Medicina e benessere

Le mille virtù del rabarbaro del Tibet

BERGAMO — Il rabarbaro migliore come pianta officinale è sicuramente quello cinese, di cui si adopera la radice durissima, conosciuta da millenni dalla medicina tradizionale asiatica. Il rabarbaro cresce tradizionalmente sulle montagna del Tibet, oltre i 2mila metri di quota. Ha delle proprietà eccezionali, ma anche delle controindicazioni. E’ vietato l’utilizzo, per esempio, a chi soffre di renella ossalica (acido ossalico che si elimina con le urine), per chi ha problemi di circolazione sanguigna nelle vene superficiali e per le mamme che allattano i loro neonati.

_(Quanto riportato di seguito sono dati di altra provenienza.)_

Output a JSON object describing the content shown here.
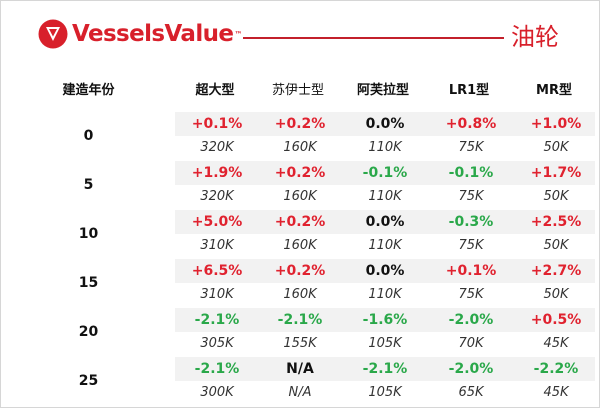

Se non si fa parte di queste categorie, invece, il rabarbaro è un toccasana. Stimola l’appetito, evita l’acidità di stomaco, favorisce le funzioni epatiche. E’ anche un leggero lassativo, in grado cioè di regolare le funzioni dell’intestino, senza ottenere effetti indesiderati. A questo scopo si assumono due o tre grammi di polvere.

Ma questa pianta è anche molto adatta ai bambini, soprattutto se troppo magri o debilitati. Col rabarbaro, poi, si prepara il “vino della salute”, utile quando, dopo un’influenza, l’organismo stenta a riprendersi. Lo si prepara mettendo a macerare ottanta grammi di rabarbaro cinese, trenta grammi di corteccia d’arancio amaro e tre o quattro semi di cardamono in un litro di marsala. Si lascia il tutto in infusione per dieci giorni, scuotendo di tanto in tanto. Alla fine si filtra e si bevono quattro bicchierini al giorno.